All good diners still share some characteristics: breakfast all day; snappy service; inexpensive dinners that typically include soup or salad, a vegetable and a roll. And the kind of hearty, pretentious cooking that we now call home style because most of us probably don't prepare dishes such as chicken-fried steak or roast beef and gravy at home. Why would we? It's cheaper and less complicated to order such meals in a restaurant.

The classic diner is also open 24 hours (as Fran's is), though there aren't many of those left in Kansas City. The closing of Independence's Heriford Grill and midtown's venerable Nichols Lunch earlier this decade really marked the end of an era that began nearly a century ago with the H.S. McClintock Restaurant, the city's first 24-hour dining spot, which operated a few blocks from where Fran's Classic Diner is now.

Family-owned diners were once an integral part of downtown life, but these days they're difficult to find in the urban core. They're plentiful in the suburbs, though. Take, for example, the little melon-colored building on U.S. Highway 40 that's now called Rob's Café. Some kind of diner has operated in this location, adjacent to a motel, for nearly 40 years; it has been Rob's Café only since April.

"It was Debbie's Diner for a long, long time," explained our sassy, red-haired waitress, Marge, as she poured iced tea into a plastic tumbler. "But Debbie was killed in a car accident right in front of here on Highway 40. So Rob Griffey took it over. He used to be a cook at Little Richard's Family Restaurant in Independence. He really cleaned the place up. It's got all new appliances now. Everything's homemade. You can't beat the food here."

I had fallen in love with the place on the morning I stepped in — one of the cooks was complaining that he had squeezed all the orange juice by hand that morning. "Our Jack LaLanne juicer was on the fritz," he said.

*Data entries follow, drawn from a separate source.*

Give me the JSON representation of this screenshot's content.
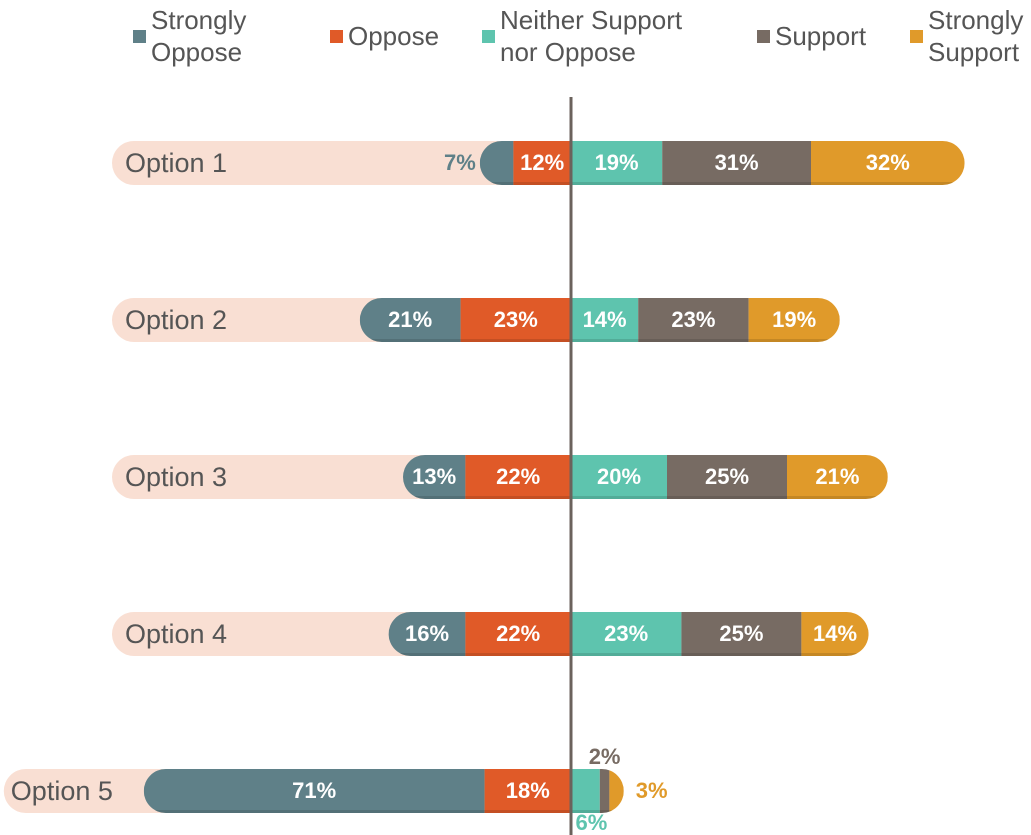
{
  "chart_data": {
    "type": "diverging-bar",
    "categories": [
      "Option 1",
      "Option 2",
      "Option 3",
      "Option 4",
      "Option 5"
    ],
    "series": [
      {
        "name": "Strongly Oppose",
        "color": "#5f8088",
        "values": [
          7,
          21,
          13,
          16,
          71
        ],
        "value_labels": [
          "7%",
          "21%",
          "13%",
          "16%",
          "71%"
        ]
      },
      {
        "name": "Oppose",
        "color": "#e05a28",
        "values": [
          12,
          23,
          22,
          22,
          18
        ],
        "value_labels": [
          "12%",
          "23%",
          "22%",
          "22%",
          "18%"
        ]
      },
      {
        "name": "Neither Support nor Oppose",
        "color": "#5ec4ae",
        "values": [
          19,
          14,
          20,
          23,
          6
        ],
        "value_labels": [
          "19%",
          "14%",
          "20%",
          "23%",
          "6%"
        ]
      },
      {
        "name": "Support",
        "color": "#776b63",
        "values": [
          31,
          23,
          25,
          25,
          2
        ],
        "value_labels": [
          "31%",
          "23%",
          "25%",
          "25%",
          "2%"
        ]
      },
      {
        "name": "Strongly Support",
        "color": "#e09a2a",
        "values": [
          32,
          19,
          21,
          14,
          3
        ],
        "value_labels": [
          "32%",
          "19%",
          "21%",
          "14%",
          "3%"
        ]
      }
    ]
  }
}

The spick-and-span dining room is relatively small, with fewer than a dozen tables, and the lunch crowd tends to be mostly men: a lot of muscular, blue-collar workers. The waitresses, who wear hot-pink T-shirts, are restaurant veterans and pros. While you're looking over the laminated menu, they aren't afraid to tell you what dishes they like and the ones they don't care for.

When I had lunch there last week, I was torn between that day's special, lasagna with a salad and garlic toast for $6.50 (featured dishes are written in marker on a whiteboard), or the restaurant's signature Tom Boy Sandwich, a ground-beef patty grilled medium, dipped in batter and deep-fried "to a golden crisp" and topped with grilled onions.

"Honey, it's a great burger," Marge assured me.

My friend Bob had ordered a patty melt (the bread was a little scorched) and a side of excellent steak fries. After I finished a cup of "Tex-Mex soup" (chili, really), I decided to tempt fate and order the battered, deep-fried burger. It was crunchy and a little dry, and probably needed a little dab of mayo. Not bad, but I would never order one again. Ever.